Hükümetin kıdem tazminatı konusundaki yasa tasarısı henüz sendikalara sunulmadı ama kamuoyu yaratmak ve sendikalar üzerinde baskı oluşturmak için her fırsatta ballı-börekli açıklamalar yapılıyor.
Hükümet üyelerinden ilk kez Canikli bu kadar net bir cümle kullandı.
Yani yeni tasarı ile işverenlerin önü açılmak isteniyor. Ayrıntılara girip tartışmaya gerek bile yok!
Amaç işverenin elini rahatlatmak.
Faizsiz kredilerle, vergi iadeleriyle, teşviklerle, hibelerle işverenleri rahatlatamayan Hükümet, yeni kaynağını işçiler, çalışanlar üzerinden kıdem Tazminatı Yasası ile yaratmak istiyor.
Eğer söylendiği gibi işçiler bu yasadan zarar görmeyeceklerse Hükümet başka kanallardan işverenleri desteklemeye devam etsin.
Kıdem tazminatı alamayan işçiler için TÜRK-İŞ'in önerisi doğrultusunda mevcut yasaya iki madde eklensin yeter. "Kıdem tazminatı prangadır" sözü niyetlerini çok açık ve net olarak gösteriyor.
[*]
Hükümet, Şişecam işyerlerinde çalışan TÜRK-İŞ'e bağlı Kristal-İş Sendikası'na üye 5 bin 800 işçinin grevini erteledi.

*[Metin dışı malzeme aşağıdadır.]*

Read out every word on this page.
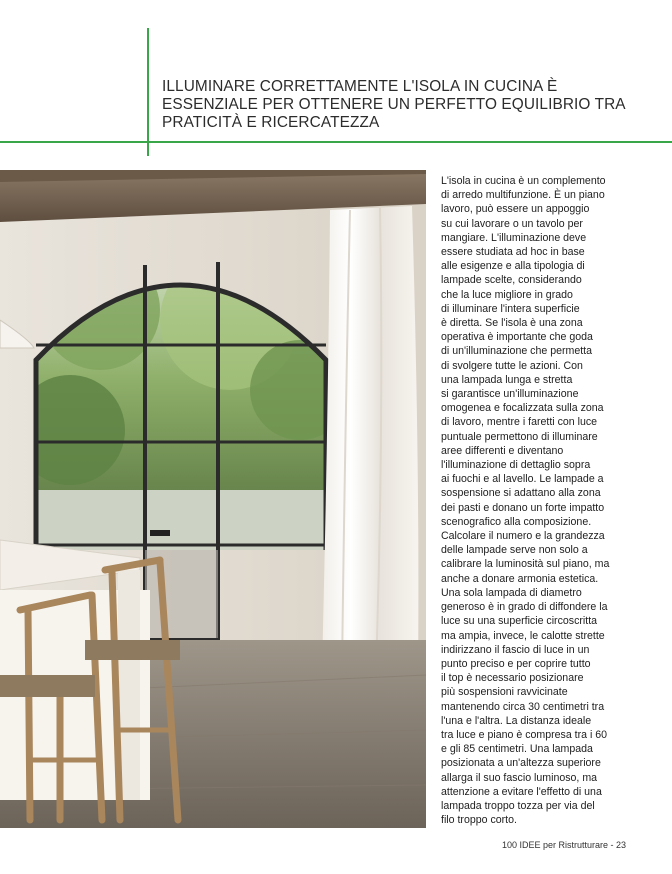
ILLUMINARE CORRETTAMENTE L'ISOLA IN CUCINA È
ESSENZIALE PER OTTENERE UN PERFETTO EQUILIBRIO TRA
PRATICITÀ E RICERCATEZZA
L'isola in cucina è un complemento
di arredo multifunzione. È un piano
lavoro, può essere un appoggio
su cui lavorare o un tavolo per
mangiare. L'illuminazione deve
essere studiata ad hoc in base
alle esigenze e alla tipologia di
lampade scelte, considerando
che la luce migliore in grado
di illuminare l'intera superficie
è diretta. Se l'isola è una zona
operativa è importante che goda
di un'illuminazione che permetta
di svolgere tutte le azioni. Con
una lampada lunga e stretta
si garantisce un'illuminazione
omogenea e focalizzata sulla zona
di lavoro, mentre i faretti con luce
puntuale permettono di illuminare
aree differenti e diventano
l'illuminazione di dettaglio sopra
ai fuochi e al lavello. Le lampade a
sospensione si adattano alla zona
dei pasti e donano un forte impatto
scenografico alla composizione.
Calcolare il numero e la grandezza
delle lampade serve non solo a
calibrare la luminosità sul piano, ma
anche a donare armonia estetica.
Una sola lampada di diametro
generoso è in grado di diffondere la
luce su una superficie circoscritta
ma ampia, invece, le calotte strette
indirizzano il fascio di luce in un
punto preciso e per coprire tutto
il top è necessario posizionare
più sospensioni ravvicinate
mantenendo circa 30 centimetri tra
l'una e l'altra. La distanza ideale
tra luce e piano è compresa tra i 60
e gli 85 centimetri. Una lampada
posizionata a un'altezza superiore
allarga il suo fascio luminoso, ma
attenzione a evitare l'effetto di una
lampada troppo tozza per via del
filo troppo corto.
100 IDEE per Ristrutturare - 23
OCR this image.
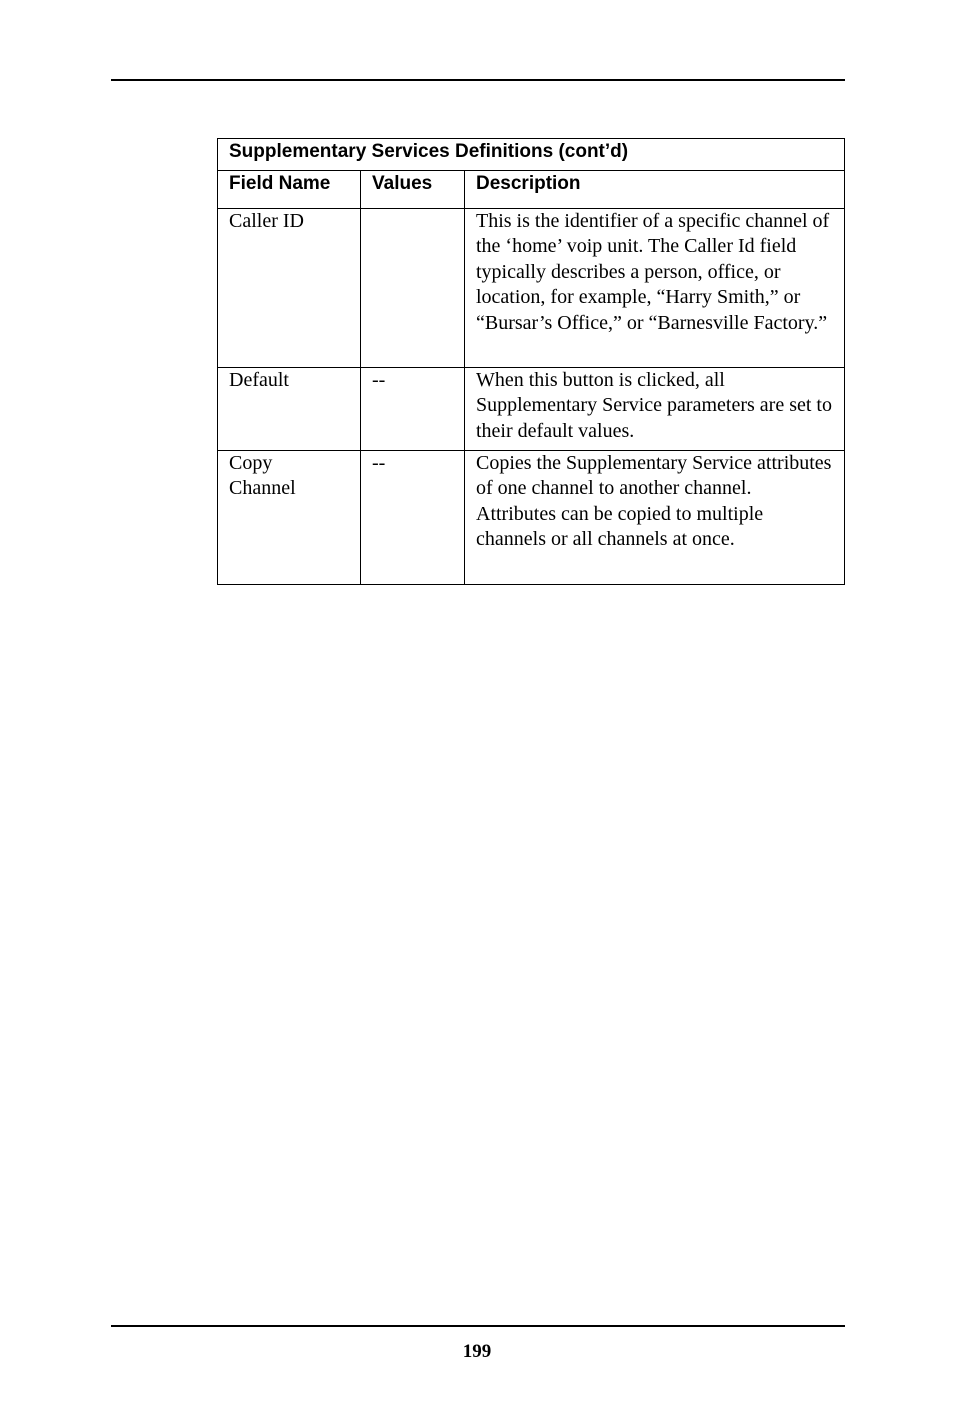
Supplementary Services Definitions (cont’d)		
Field Name	Values	Description
Caller ID		This is the identifier of a specific channel of the ‘home’ voip unit. The Caller Id field typically describes a person, office, or location, for example, “Harry Smith,” or “Bursar’s Office,” or “Barnesville Factory.”
Default	--	When this button is clicked, all Supplementary Service parameters are set to their default values.
Copy Channel	--	Copies the Supplementary Service attributes of one channel to another channel. Attributes can be copied to multiple channels or all channels at once.
199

Bakanlar Kurulu'nun kararı, Cumhurbaşkanı Recep Tayyip Erdoğan'ın imzasıyla, milli güvenliği tehdit gerekçesiyle grev ertelendi.
İşçiler fabrikaları terk etmemek gibi eylemlerle seslerini duyurmaya çalışıyor.
Önümüzdeki günlerde daha farklı eylemler yapacaklarını belirtiyorlar.
[*]
Ekonomik daralma ve işsizlikteki artış nedeniyle acil önlemler alan Hükümet, işverenleri çeşitli yollardan desteklerken bunun faturasını da çalışanlara kesmeye başladı.
Bu anlayış, kamu sözleşmelerinde ve kıdem tazminatı düzenlemesinde de devam ederse yaz ayları sıcak günlere gebe demektir.
İktidar partisi AK Parti'nin örgütsel yapısındaki değişiklik beklentileri, Hükümet içindeki değişiklik beklentileri, devletin çeşitli kurumlarında devam eden FETÖ operasyonu beklentileri, esnafın duvara dayanmış hali ortadayken sendikalarla, Türkiye'nin en örgütlü kesimiyle kavga çıkarmanın riski büyüktür diye düşünüyorum.
Çünkü onlar otur-kalk talimatı verebileceğiniz bir kesim değildir.
Haklı olduklarında meşru yolları mutlaka bulurlar.